Aurora Hydrogen raises $10M, but will its process decarbonize or facilitate tar sand exploitation?

A number of startups have cropped up to tackle the challenge of making hydrogen cheap and accessible for industrial users, including the latest, Aurora Hydrogen.

The startup announced a $10 million Series A yesterday led by Energy Innovation Capital and joined by Williams Companies, Shell Ventures, Chevron Technology Ventures and the George Kaiser Family Foundation.

Aurora said its microwave-based approach can make hydrogen using 80% less electricity than the cleanest form of hydrogen production and with less carbon emissions than the cheapest.

Most hydrogen today is made by steam-reforming natural gas. It’s cheap, but polluting, releasing copious amounts of carbon dioxide in the process. The other main way to make hydrogen is electrolysis, which sends electricity through a catalyst to split hydrogen from water. That method doesn’t release any carbon dioxide, but it is energy intensive.

Aurora uses methane as the feedstock, but instead of cooking it with steam, it uses microwaves to crack the carbon-hydrogen bonds. The result is pure hydrogen gas and solid carbon.

The company said it’s focusing on developing hydrogen production plants that can be built close to where the gas will be used.

“We use existing energy pipelines and distribution systems to move the energy, then produce hydrogen where it’s needed, eliminating the need for any new costly hydrogen transportation infrastructure,” CEO Andrew Gillis said.

Using microwaves to produce hydrogen from methane isn’t a new idea, but Aurora is among the first to try scaling it up to commercially useful levels. Aurora’s new raise will help the company scale up its bench-top demonstration to a larger facility that it says will produce 200 kg of hydrogen per day.

Aurora’s process works by using 950 MHz microwaves to heat the solid carbon byproduct. The resulting heat cracks methane’s carbon-hydrogen bonds. Because carbon-hydrogen bonds are weaker than water’s oxygen-hydrogen bonds, microwave pyrolysis requires less energy than electrolysis of water.

Using the byproduct to perpetuate the reaction is pretty clever. Many hydrogen production processes, especially ones that use electrolysis, rely on catalysts, some of which are expensive and all of which eventually degrade over time. Aurora seems poised to reduce the cost of consumables. (Presumably Aurora kickstarts it all with solid carbon from another source, but it’s likely a small amount.)

So where’s the hitch? Though Aurora’s process doesn’t release any extra carbon dioxide, it isn’t exactly zero-carbon.

That’s because the main source of methane today is natural gas, and the natural gas supply chain is far from zero-carbon. Methane is a potent greenhouse gas, warming the Earth 83 times more over 20 years than an equivalent amount of carbon dioxide, and natural gas infrastructure is notoriously leaky.

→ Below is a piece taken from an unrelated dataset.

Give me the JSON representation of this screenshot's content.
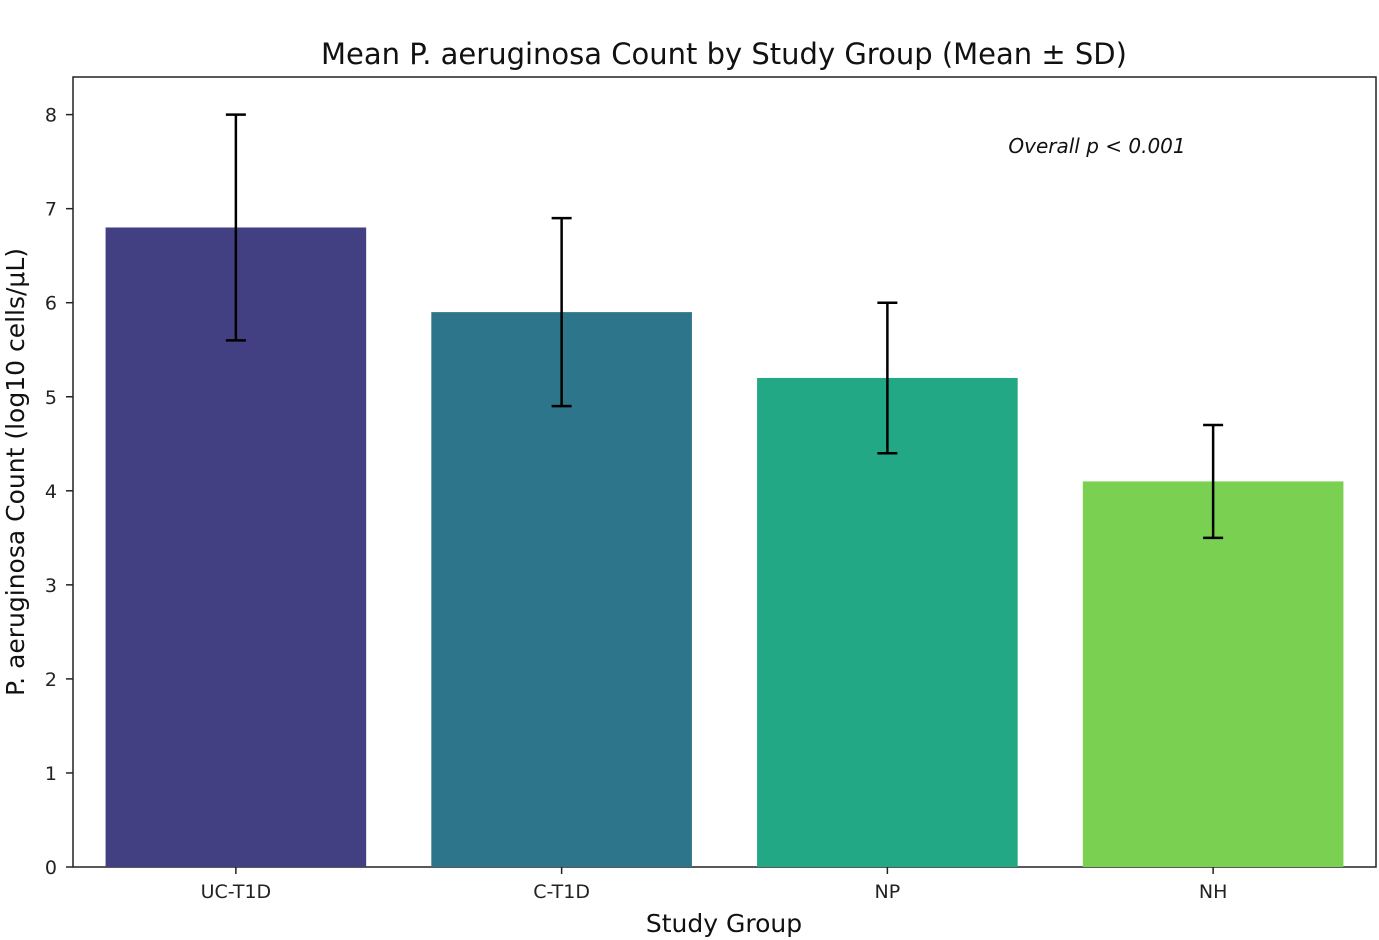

From the time it’s drilled to the time it’s used, anywhere between 1.5% and 4.3% of the stuff escapes into the atmosphere. The leakage rate is important when calculating the carbon footprint of hydrogen production that relies on natural gas. For blue hydrogen, which is made using steam reformation and capturing all resulting carbon dioxide, a leakage rate above 2.5% of total production can tip the balance, according to a study published last year. It makes blue hydrogen less attractive from a climate standpoint than simply burning the natural gas outright.

Plugging natural gas leaks won’t be cheap. Fixing leaking wells in the U.S. alone could cost $280 billion. That doesn’t include fixing the distribution system, which could be even more expensive. In Massachusetts alone, the bill could exceed $20 billion.

That may not matter to some oil and gas companies, though. In Canada, where Aurora is based, hydrogen from steam reformation is used to “upgrade” the bitumen extracted from oil sands so it mimics the more valuable light sweet crude oil, which is easier to turn into gasoline. Aurora’s process could help those companies reduce the carbon intensity of their oil sands production, but it would still be far from low carbon. That could allow companies like Chevron, an Aurora investor, to reduce its carbon emissions without selling its oil sands reserves, which it’s faced pressure to do.

That’s not to say that oil sands would be the sole use of Aurora’s “turquoise” hydrogen. If it supplants coal in cement or other heat-intensive industries, it’s potentially better — leaks included.

Still, because of leaky natural gas infrastructure, Aurora hydrogen’s carbon footprint is almost certainly higher than green hydrogen, which is produced using renewable power and electrolysis of water. Unless all the natural gas leaks are plugged, turquoise hydrogen won’t be the fuel that industries need to truly decarbonize.